Firefighters take action for road safety
Firefighters across the country participate in an annual Safety Stand Down. These events occur each year during June, and call attention to important safety and health issues that firefighters face on the job.
This year, the Safety Stand Down revolves around “Building a Superhighway to Safety.” Firefighters run into the line of danger to extinguish fires and save lives, yet they face one of the highest risks while on the road. The National Fire Protection Association (NFPA) reports that on average, 16% of firefighter deaths occur either when firefighters respond to or return from an emergency call.
Navigating the road during an emergency is not only high stress but also high-risk for firefighters.

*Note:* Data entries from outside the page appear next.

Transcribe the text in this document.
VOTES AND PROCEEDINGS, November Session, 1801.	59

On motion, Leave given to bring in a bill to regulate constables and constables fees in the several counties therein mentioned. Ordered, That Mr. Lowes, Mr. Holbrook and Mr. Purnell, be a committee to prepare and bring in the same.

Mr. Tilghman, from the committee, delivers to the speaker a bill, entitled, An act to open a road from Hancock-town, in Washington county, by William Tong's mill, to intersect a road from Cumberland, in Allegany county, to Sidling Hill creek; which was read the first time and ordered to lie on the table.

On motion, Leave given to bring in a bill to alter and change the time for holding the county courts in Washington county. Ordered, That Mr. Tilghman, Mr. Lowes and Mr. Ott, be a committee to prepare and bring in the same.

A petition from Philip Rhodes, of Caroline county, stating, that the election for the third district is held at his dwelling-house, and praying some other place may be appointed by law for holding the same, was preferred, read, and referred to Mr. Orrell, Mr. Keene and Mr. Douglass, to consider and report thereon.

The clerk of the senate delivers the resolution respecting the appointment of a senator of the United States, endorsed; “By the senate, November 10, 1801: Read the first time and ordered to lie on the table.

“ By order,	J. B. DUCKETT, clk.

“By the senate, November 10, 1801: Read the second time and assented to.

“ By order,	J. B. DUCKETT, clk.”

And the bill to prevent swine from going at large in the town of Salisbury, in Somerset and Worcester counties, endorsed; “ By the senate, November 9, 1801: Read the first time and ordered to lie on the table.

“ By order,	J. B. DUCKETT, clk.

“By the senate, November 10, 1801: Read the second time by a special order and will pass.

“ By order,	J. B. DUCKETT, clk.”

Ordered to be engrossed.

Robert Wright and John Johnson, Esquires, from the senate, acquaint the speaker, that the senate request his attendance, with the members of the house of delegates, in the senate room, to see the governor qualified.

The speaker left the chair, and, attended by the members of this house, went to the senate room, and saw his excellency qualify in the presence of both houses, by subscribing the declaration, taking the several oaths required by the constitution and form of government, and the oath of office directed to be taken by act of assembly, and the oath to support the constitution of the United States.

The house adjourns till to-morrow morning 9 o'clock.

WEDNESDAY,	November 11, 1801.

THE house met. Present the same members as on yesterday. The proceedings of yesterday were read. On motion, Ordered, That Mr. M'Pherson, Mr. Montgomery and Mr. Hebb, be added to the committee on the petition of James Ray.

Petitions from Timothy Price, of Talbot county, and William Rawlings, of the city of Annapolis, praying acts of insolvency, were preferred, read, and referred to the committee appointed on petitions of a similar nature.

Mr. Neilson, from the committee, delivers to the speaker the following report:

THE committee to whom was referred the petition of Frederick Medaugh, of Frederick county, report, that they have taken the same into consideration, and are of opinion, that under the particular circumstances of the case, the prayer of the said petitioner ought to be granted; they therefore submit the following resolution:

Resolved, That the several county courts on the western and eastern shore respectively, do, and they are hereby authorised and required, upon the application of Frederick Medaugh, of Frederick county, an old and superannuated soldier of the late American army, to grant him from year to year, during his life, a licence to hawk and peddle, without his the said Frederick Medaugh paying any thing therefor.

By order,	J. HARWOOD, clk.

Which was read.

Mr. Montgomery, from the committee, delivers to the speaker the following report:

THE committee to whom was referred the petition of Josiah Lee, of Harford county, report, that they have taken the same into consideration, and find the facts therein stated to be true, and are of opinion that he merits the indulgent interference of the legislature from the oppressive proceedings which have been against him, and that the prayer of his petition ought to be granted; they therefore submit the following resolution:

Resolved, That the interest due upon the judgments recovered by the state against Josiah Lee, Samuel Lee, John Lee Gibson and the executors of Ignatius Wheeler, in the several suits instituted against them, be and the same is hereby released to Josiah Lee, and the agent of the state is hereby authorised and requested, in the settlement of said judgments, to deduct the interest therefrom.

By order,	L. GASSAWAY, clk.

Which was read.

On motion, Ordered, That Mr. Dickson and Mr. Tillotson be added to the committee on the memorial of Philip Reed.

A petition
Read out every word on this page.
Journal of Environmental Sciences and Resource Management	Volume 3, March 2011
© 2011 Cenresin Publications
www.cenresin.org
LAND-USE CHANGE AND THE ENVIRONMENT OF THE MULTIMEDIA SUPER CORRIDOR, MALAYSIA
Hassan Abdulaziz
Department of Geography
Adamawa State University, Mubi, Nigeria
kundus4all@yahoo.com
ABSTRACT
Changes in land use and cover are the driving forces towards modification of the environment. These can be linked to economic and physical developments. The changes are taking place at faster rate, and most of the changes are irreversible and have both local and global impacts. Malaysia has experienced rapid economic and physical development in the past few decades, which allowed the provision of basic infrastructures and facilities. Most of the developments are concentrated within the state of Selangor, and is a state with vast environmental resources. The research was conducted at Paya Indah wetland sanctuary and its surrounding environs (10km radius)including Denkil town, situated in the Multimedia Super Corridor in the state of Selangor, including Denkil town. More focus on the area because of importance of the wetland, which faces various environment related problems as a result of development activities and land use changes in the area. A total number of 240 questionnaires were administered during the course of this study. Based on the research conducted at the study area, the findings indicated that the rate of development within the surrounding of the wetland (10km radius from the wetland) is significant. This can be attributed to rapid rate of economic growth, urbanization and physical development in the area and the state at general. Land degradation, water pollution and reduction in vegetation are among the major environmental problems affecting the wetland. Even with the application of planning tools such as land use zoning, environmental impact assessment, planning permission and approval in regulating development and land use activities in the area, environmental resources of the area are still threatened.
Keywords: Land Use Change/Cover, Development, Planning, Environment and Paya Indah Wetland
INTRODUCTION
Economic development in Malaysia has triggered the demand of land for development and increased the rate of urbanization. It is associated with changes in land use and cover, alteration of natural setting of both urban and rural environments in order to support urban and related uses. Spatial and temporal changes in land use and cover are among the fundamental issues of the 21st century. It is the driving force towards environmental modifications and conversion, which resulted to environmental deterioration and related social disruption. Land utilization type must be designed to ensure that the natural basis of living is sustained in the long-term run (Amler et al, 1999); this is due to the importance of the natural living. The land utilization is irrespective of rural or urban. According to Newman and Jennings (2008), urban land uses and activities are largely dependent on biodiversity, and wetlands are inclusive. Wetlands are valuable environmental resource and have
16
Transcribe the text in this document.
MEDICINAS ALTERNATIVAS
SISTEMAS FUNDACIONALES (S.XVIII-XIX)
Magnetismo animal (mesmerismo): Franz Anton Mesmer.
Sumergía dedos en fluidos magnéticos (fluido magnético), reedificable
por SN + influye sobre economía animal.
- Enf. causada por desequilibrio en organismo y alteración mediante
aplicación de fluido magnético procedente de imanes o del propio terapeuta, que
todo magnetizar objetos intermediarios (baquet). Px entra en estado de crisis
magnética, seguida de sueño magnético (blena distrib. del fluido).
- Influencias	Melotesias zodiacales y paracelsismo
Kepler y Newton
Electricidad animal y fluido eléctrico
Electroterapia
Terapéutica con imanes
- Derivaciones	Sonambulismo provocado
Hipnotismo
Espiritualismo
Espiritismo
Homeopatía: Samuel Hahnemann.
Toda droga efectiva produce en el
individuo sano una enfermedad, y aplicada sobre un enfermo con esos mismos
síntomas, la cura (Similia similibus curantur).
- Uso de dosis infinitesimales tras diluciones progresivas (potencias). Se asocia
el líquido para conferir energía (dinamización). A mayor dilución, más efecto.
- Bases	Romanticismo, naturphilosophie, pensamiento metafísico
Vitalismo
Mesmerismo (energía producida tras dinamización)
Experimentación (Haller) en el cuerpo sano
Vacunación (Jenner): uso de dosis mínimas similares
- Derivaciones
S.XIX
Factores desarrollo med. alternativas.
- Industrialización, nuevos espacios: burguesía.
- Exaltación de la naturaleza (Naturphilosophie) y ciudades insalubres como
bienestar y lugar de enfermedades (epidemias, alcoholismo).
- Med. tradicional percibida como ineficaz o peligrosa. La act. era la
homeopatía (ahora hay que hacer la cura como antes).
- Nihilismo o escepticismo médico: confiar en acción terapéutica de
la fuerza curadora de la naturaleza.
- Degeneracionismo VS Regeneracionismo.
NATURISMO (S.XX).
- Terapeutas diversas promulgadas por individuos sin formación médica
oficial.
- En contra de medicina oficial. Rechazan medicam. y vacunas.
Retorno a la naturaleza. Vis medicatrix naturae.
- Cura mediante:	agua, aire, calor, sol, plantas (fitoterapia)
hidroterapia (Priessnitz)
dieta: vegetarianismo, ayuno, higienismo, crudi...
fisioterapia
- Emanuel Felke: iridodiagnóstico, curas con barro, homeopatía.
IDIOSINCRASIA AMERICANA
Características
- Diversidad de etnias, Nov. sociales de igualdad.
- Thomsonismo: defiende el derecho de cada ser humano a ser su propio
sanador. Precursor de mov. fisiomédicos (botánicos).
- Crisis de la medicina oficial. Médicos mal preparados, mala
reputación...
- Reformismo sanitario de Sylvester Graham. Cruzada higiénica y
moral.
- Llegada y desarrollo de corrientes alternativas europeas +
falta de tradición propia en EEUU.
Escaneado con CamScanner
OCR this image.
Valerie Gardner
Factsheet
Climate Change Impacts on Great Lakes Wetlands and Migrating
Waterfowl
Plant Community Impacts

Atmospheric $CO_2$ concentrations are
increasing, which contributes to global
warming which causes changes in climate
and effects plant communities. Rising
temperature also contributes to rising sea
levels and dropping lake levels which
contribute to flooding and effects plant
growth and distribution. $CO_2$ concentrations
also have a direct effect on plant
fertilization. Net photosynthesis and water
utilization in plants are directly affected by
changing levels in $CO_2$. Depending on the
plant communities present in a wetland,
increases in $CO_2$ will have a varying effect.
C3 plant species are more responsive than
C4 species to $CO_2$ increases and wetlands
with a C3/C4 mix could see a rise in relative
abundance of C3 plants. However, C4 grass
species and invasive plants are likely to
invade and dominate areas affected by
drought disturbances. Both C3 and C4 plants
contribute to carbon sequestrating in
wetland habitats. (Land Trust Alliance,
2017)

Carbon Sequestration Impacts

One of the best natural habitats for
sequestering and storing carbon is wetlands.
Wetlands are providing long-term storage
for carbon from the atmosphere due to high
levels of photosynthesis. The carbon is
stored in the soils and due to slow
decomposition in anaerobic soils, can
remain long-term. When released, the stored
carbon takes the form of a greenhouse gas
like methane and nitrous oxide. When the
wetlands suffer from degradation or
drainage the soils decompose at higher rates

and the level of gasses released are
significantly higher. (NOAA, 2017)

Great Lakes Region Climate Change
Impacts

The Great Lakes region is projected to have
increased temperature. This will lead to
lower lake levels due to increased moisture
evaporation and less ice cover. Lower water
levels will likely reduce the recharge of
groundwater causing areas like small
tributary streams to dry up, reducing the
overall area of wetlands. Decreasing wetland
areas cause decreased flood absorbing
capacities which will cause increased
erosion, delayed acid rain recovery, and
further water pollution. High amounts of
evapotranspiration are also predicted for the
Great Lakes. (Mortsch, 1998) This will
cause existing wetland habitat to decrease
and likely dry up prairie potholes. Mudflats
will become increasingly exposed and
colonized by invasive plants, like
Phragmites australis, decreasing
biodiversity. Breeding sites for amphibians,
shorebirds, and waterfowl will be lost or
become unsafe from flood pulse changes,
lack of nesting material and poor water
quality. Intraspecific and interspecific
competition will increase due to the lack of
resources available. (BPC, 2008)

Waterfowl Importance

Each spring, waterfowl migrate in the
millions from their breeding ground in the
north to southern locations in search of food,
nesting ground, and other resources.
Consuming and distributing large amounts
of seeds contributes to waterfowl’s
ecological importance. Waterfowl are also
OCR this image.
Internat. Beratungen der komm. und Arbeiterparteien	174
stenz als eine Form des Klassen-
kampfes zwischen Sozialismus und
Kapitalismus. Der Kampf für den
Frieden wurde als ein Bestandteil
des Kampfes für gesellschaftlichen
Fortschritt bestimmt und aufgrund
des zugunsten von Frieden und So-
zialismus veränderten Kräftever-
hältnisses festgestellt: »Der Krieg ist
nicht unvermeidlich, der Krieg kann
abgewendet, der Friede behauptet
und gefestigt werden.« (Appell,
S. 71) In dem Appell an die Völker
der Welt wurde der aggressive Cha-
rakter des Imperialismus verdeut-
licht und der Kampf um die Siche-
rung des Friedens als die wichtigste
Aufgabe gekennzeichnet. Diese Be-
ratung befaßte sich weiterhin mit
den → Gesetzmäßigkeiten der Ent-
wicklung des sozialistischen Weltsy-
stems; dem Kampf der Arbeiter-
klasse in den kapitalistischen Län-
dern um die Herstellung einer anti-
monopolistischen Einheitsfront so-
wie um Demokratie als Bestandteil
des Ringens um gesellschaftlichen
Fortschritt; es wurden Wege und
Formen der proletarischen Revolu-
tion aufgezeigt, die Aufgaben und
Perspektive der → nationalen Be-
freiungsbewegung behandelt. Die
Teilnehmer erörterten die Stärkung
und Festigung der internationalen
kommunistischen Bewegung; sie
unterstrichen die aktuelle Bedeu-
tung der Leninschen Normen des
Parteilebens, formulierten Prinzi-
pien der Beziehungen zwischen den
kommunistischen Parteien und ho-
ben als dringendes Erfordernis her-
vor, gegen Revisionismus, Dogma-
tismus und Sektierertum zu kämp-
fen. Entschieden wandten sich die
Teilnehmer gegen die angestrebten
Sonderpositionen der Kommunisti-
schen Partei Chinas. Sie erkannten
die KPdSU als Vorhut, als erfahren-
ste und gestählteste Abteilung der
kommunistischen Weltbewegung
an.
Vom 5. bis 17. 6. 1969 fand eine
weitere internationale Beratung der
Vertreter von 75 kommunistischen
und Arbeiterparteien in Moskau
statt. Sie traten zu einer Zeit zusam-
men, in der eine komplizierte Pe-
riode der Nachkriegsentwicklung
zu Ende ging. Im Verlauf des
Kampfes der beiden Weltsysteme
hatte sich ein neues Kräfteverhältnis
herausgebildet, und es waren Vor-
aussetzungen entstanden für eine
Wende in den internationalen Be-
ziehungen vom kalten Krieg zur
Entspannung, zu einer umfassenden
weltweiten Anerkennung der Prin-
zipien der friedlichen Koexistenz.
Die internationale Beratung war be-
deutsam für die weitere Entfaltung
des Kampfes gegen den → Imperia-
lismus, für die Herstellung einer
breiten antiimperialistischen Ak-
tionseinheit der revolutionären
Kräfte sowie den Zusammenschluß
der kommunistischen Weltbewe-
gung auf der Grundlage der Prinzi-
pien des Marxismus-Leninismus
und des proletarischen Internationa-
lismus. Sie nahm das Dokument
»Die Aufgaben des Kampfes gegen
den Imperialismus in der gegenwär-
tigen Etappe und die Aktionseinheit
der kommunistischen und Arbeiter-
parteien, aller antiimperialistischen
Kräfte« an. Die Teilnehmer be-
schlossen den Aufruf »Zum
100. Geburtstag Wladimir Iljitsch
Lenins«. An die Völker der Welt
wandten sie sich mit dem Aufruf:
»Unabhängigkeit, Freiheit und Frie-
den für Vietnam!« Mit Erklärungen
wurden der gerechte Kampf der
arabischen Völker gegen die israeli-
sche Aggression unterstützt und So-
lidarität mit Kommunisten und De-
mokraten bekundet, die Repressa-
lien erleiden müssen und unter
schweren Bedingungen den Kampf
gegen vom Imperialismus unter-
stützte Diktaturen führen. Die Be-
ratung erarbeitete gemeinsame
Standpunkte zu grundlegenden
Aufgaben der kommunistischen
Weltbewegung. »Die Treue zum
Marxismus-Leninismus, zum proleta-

This risk only increases when firefighters respond to accidents on the road. That is why for this year’s Stand Down, firefighters are working to increase safety standards.
What can firefighters do?
Getting behind the wheel is always unpredictable. There is no doubting why firefighters face such a risk on the road. However, what can firefighters do to stay safer when responding to emergencies on the road?
- Receive proper training on how to approach traffic accidents;
- Wear bright clothing and the proper personal protective equipment; and
- Follow all scene safety standards established by the station.
While it is also a driver’s responsibility to be safe behind the wheel, firefighters can still take action to protect their own safety on the job.